Resistive switching behavior and multiple transmittance states in solution-processed tungsten oxide.

In this work, a tungsten oxide (WO(x)) film is prepared using a thiourea-assisted solution process. We demonstrate a device composed of fluorine doped tin oxide (FTO)-glass/WO(x)/electrolyte/indium-tin oxide (ITO)-glass stacking electrochromic (EC) structure and Al electrodes that are locally patterned and interposed between the WO(x) film and electrolyte, which form an Al(top electrode)/WO(x)/FTO(bottom electrode) resistance random access memory (RRAM) unit.
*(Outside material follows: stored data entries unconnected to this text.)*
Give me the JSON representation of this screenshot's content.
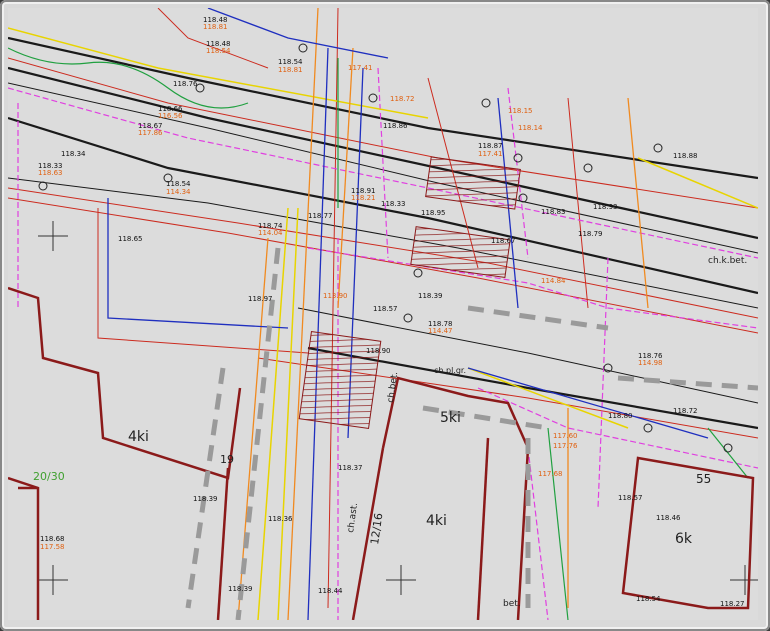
{
  "map": {
    "building_labels": [
      "4ki",
      "5ki",
      "4ki",
      "6k",
      "55"
    ],
    "parcel_label": "20/30",
    "street_labels": [
      "12/16",
      "19",
      "ch.k.bet.",
      "ch.pl.gr.",
      "bet.",
      "ch.ast.",
      "ch.bet."
    ],
    "elevations_black": [
      "118.48",
      "118.54",
      "118.76",
      "118.66",
      "118.67",
      "118.54",
      "118.34",
      "118.33",
      "118.65",
      "118.97",
      "118.74",
      "118.77",
      "118.91",
      "118.33",
      "118.95",
      "118.86",
      "118.88",
      "118.93",
      "118.79",
      "118.83",
      "118.67",
      "118.90",
      "118.78",
      "118.57",
      "118.39",
      "118.36",
      "118.37",
      "118.39",
      "118.44",
      "118.54",
      "118.27",
      "118.46",
      "118.57",
      "118.39",
      "118.68",
      "118.80",
      "118.72",
      "118.76",
      "118.87"
    ],
    "elevations_orange": [
      "118.81",
      "117.41",
      "118.72",
      "116.56",
      "117.86",
      "118.54",
      "118.63",
      "114.34",
      "114.04",
      "113.90",
      "114.47",
      "117.58",
      "114.98",
      "118.21",
      "114.84",
      "117.60",
      "117.68",
      "118.15",
      "117.76",
      "118.14",
      "117.41"
    ],
    "colors": {
      "background": "#dcdcdc",
      "building": "#8b1a1a",
      "road": "#222222",
      "gas": "#e0d000",
      "telecom": "#e040e0",
      "power": "#d03020",
      "water": "#2030c0",
      "sewer": "#f08020",
      "heat": "#20a040"
    }
  }
}
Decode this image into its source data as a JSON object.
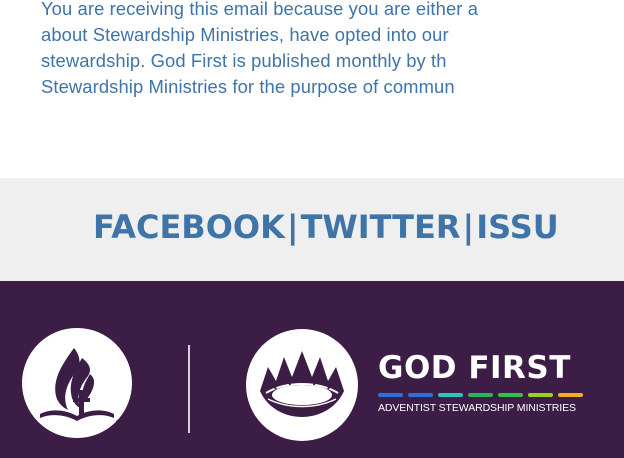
{
  "disclaimer": {
    "line1": "You are receiving this email because you are either a",
    "line2": "about Stewardship Ministries, have opted into our",
    "line3": "stewardship. God First is published monthly by th",
    "line4": "Stewardship Ministries for the purpose of commun"
  },
  "social_links": {
    "facebook": "FACEBOOK",
    "twitter": "TWITTER",
    "issuu": "ISSU",
    "separator": "|"
  },
  "footer": {
    "brand_title": "GOD FIRST",
    "brand_subtitle": "ADVENTIST STEWARDSHIP MINISTRIES",
    "registered_mark": "®",
    "bar_colors": [
      "#2f6fd8",
      "#2f6fd8",
      "#27c4c0",
      "#27b45a",
      "#2fc14a",
      "#9ad11f",
      "#f2b01e"
    ],
    "background_color": "#3b1d45"
  }
}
According to transmission electron microscopy and X-ray photoelectron spectroscopy analyses, the WO(x) film contains nanosize pores and metallic-tungsten nanoclusters which are scattered within the tungsten oxide layer and concentrated along the interface between the Al electrode and WO(x) film. With application of voltage to the ITO electrode, multiple transmittance states are achieved for the EC unit due to the different quantity of intercalated Li ions in the WO(x) film. As for the Al/WO(x)/FTO RRAM unit, a bipolar nonvolatile resistive switching behavior is attained by applying voltage on the Al top electrode, showing electrical bistability with an ON/OFF current ratio up to 1 × 10(4).